L’illusione del tramezzino

Il periodo delle feste si è appena concluso e con questo anche le interminabili prove di resistenza a cibi, vino e conversazioni. Queste circostanze informali si prestano a fare emergere più facilmente ciò che realmente pensiamo rivelando i nostri atteggiamenti più autentici. Probabilmente dato il mio interesse per l’argomento ho osservato con maggiore attenzione la modalità con cui si esprime il pensiero nonostante l’offuscamento dei sensi tipico delle lunghe giornate a tavola.
“Beata quella persona che andando in televisione ha svoltato”, “Brad Pitt può avere tutte le donne che vuole…”, “vivere in Messico è un sogno…”, “quella lì è una poco di buono…”, “se vincessi alla lotteria sarei felice…”, “beato te che sei libero professionista…” sono naturalmente solo un esiguo esempio di quanto il nostro modo di pensare si avvalga di idealizzazioni e svalutazioni fino a raggiungere livelli che possono diventare fastidiosi.

Quando idealizziamo filtriamo solo gli aspetti positivi, vediamo solo il lato meraviglioso delle cose, esattamente come i tramezzini dalla farcitura ingannevole nelle vetrine di alcuni bar.

Consideriamo un aspetto parziale della realtà, il che ne rende molto più agevole l’interpretazione, allontanandola tuttavia dalla realtà stessa. E’ il processo che porta alla creazione di miti e di idoli. È lo stesso meccanismo infantile che mettiamo in atto verso i nostri genitori nella fase in cui abbiamo bisogno di convincerci che siano i migliori del mondo. Tutto ciò ha una grande utilità esistenziale perché consente di crearci dei punti di riferimento affidabili e rassicuranti visto che la nostra vita dipende da loro. D’altro canto, sempre da un punto di vista evoluzionistico, svalutare, ci serve per metterli in discussione e iniziare a crearci una visione del mondo critica ed un’autostima indipendente. Un pensiero realmente “adulto” è in grado di riconoscere sia gli aspetti positivi che quelli negativi delle cose e delle persone così da avere una rappresentazione del mondo reale e non di fantasia. Quando idealizziamo stiamo creando una distanza incolmabile tra noi ed il nostro mito, stiamo dicendo che c’è qualcosa che noi non saremo mai o che non avremo mai e che rappresenta proprio ciò che davvero ci renderebbe felici. Questo pensiero rischia di essere immobilista e deresponsabilizzante: “tanto non posso farci nulla, io non sarò mai cosi, non otterrò mai quella cosa, non ho le sue capacità…”; d’altronde con che spirito potrei rincorrere qualcosa di così lontano?

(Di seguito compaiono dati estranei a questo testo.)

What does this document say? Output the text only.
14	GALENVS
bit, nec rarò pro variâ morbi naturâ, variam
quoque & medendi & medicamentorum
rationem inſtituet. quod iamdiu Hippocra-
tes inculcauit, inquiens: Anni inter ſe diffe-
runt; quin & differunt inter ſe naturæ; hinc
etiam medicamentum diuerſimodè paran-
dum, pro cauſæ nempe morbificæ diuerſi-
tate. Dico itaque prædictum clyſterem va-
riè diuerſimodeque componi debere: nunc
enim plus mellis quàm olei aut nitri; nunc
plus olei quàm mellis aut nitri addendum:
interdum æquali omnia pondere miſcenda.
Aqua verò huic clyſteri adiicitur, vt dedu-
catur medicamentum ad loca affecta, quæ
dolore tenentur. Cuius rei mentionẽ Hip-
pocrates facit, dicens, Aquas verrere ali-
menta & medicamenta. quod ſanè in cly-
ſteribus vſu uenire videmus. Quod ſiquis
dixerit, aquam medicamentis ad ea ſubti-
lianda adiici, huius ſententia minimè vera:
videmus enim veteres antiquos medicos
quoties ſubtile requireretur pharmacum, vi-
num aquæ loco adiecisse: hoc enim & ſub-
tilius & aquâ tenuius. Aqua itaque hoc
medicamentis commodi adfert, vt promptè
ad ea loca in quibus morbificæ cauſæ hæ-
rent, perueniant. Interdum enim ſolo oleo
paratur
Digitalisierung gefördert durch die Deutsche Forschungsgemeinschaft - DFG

Dove posso trovare la motivazione per un’impresa che considero impossibile?

Per chi fa il nostro lavoro è facile rendersi conto di quanto sia diffusa e nociva questa attitudine e di quanto contribuisca a generare un pensiero ansioso e depressivo. Meglio rimanere fermi e pensare la vita anzicchè viverla. Come canta Brunori Sas nel bellissimo brano “La vita pensata”.

In conclusione, trovo naturale che una conversazione ordinaria possa essere punteggiata da idealizzazioni e svalutazioni, tuttavia risulta pericoloso nel momento in cui questa diventi la nostra unica e rigida modalità di pensiero applicata anche a contenuti per noi importanti. Per questo motivo ritengo che i giovani italiani non siano dei bamboccioni ma che esista un pensiero “bamboccesco”, immaturo e pericoloso che appartiene a quella cultura immobilista e deresponsabilizzante che, secondo me, accompagna con inevitabile congruenza la crisi del nostro paese.